Mengtong

2025.8.16 - 2025.10.31
“Lenz and I, taking air with wanning moon”
@Linseed Projects, Shanghai














Installation view


Conjuring an equivocal yet disquieting vision between revelation and dissipation, this body of work orchestrates form and void in dynamic tension, inhabiting the fragile threshold between connection and dissolution. Mengtong's practice delves deep into the precarious nature of memory, perception, and understanding, rendering visible the relentlessly elusive before coming into senses.

White, white not yet fully filled. Here, white as an over-presence appears not to illuminate but as a space to stage. Vermilion streaks slash toward bruised indigo but veer; ochre smolders toward turquoise and halts. Lines meander in loose tandem; patches ripple like echoes. This is a space that does not contain, but unfolds, through the restless interplay of forms. Foliage? An interior? A skyline? A face? Perhaps. Rather than distinct compositions, figures take shape as living tessellations, woven from the rhythms of emergence and dissolution. Neither fully grounded nor ethereal, a brushstroke in Mengtong’s work is less an employment of technique than a pulse; a smudge of color is less an image than a trace that outlasts its cause, as if the act of looking might scatter.

Abyssal and immediate, the spatial void alternately pulls the eye into an infinite depth and surges forward, forcing every mark to assert itself with desperate clarity. It declares how form is not merely what is seen, but what is withheld. Yet this forming void exiles, flooding the scene with a light that exposes every failed connection. It is a ghost of what could have been, charged with the tension of hesitation, the echo of withdrawal: the hand that suspended. Mengtong does not depict disconnection; she enacts its very structure through the shuddering rhythm of approach and avoidance. Just as a comma splice creates tension by forcing clauses into uneasy proximity, rifts between forms generate a kind of visual friction thrumming with the electricity of discontinuity. What emerges is a visual stutter that bypasses the meaning of words, a deafening silence that lodges directly in the skull.
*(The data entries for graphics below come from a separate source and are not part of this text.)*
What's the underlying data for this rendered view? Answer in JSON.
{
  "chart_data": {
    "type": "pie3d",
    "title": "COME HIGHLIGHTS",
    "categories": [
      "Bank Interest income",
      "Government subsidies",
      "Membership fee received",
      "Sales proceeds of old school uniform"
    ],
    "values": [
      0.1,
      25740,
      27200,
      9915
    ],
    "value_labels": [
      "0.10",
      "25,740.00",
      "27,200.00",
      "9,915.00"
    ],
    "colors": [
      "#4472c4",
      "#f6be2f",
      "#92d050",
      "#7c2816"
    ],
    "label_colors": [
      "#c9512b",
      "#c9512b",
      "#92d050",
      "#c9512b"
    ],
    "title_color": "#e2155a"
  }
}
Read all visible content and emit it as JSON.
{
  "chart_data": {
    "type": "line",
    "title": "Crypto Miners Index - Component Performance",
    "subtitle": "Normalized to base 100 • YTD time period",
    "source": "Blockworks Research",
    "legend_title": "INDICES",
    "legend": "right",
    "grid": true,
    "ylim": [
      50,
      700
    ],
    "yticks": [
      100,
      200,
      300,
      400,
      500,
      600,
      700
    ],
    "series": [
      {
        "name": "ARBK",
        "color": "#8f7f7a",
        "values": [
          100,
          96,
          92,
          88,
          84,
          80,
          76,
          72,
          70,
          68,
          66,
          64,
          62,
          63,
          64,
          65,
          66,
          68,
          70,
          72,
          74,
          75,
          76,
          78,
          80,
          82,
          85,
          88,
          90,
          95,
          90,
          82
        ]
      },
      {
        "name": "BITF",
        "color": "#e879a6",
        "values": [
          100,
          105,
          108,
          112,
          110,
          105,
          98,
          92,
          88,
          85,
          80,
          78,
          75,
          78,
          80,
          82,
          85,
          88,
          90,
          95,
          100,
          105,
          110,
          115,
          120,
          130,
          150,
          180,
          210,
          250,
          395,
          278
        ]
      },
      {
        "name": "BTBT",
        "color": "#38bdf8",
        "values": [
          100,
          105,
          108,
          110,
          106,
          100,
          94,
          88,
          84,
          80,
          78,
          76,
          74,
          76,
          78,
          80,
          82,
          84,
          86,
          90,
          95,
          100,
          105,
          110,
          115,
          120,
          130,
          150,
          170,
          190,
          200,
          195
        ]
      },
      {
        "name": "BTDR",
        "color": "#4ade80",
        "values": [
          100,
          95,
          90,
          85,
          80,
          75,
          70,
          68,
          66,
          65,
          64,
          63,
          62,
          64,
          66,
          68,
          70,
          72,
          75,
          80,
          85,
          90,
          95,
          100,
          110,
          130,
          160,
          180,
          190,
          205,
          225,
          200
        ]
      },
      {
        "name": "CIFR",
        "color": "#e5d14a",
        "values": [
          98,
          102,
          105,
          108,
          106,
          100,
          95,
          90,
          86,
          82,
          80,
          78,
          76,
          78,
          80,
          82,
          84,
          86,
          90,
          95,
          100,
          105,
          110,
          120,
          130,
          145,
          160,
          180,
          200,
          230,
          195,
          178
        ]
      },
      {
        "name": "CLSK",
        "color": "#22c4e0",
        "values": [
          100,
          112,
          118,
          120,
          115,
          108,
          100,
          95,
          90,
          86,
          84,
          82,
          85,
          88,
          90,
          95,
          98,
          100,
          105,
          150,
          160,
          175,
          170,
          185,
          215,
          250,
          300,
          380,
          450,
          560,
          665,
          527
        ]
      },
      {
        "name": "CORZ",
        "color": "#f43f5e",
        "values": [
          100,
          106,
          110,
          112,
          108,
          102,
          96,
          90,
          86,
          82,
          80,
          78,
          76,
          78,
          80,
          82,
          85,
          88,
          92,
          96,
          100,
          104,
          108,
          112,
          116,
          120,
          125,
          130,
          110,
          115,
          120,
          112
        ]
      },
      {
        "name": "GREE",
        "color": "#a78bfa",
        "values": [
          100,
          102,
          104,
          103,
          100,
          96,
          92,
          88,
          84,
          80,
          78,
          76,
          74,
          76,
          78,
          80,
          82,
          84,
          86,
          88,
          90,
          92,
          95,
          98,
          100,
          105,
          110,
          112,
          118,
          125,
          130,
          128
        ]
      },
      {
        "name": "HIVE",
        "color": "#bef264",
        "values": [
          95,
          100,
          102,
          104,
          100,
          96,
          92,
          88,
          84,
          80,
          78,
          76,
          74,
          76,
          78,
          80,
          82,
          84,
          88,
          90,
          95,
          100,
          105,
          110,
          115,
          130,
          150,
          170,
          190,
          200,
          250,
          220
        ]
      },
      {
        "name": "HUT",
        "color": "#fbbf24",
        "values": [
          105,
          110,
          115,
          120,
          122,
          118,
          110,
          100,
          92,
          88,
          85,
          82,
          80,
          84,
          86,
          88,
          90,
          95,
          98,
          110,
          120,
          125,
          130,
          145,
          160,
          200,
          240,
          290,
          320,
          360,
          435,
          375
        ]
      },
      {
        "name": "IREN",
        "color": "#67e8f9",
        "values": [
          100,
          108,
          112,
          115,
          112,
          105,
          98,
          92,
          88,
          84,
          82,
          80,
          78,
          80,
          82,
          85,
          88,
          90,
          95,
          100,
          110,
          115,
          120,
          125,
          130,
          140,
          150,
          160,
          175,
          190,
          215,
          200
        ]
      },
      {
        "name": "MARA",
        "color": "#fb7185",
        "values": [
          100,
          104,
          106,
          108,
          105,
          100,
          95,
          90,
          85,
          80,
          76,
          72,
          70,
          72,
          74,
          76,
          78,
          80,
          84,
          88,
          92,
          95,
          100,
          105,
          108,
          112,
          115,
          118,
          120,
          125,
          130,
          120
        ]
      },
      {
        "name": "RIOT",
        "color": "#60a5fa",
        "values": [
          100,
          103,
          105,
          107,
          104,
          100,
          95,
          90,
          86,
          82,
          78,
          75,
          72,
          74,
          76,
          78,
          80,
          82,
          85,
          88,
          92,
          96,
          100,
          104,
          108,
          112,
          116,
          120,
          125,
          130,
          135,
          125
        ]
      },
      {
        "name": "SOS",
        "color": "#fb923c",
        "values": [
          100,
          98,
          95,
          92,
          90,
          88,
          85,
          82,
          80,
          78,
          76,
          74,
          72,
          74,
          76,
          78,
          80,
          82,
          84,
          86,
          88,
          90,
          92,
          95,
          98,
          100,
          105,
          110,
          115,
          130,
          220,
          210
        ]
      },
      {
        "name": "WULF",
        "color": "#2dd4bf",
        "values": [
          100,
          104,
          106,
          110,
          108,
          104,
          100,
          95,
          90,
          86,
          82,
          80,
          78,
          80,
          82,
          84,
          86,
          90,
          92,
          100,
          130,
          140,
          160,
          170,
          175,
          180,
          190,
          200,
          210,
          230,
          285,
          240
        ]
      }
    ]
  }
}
The illuminated is a vision that has come unstitched. At the core of Mengtong’s work lies this disconnection and rupture, where distance does not tear but tie, boundaries do not demarcate but dissolve. Left is distanced from the right, red distanced from blue, now from then, object from subject, you from me, Lenz from ‘I.’ Yet without left, there is no right; without past, no present; without another body, no body; without Lenz, no I. What remains is an endless doubling: a left to the left, a past to the past, an I to I. The double is neither copy nor original, but the tremor between them where the certainty of boundaries becomes their own unraveling. This is the intimacy of dissolution: a wound, in its most naked state. To be open is to be flayed; to be exposed is to be vulnerable. Mengtong’s practice lingers in the most precarious, drifting along at the threshold of connection.

*The exhibition title derives from Mengtong's sustained engagement with Georg Büchner’s 1836 novella- fragment Lenz. The figure is an enduring presence throughout her practice, one that both haunts and accompanies her work and rumination. It draws specifically from the line: “[...], as though in a dream to take into oneself each being within nature as flowers take in air with the waxing and the waning of the moon." (from Complete plays, Lenz and other writings, 1993 Penguin edition, translated by John Reddick, p.203).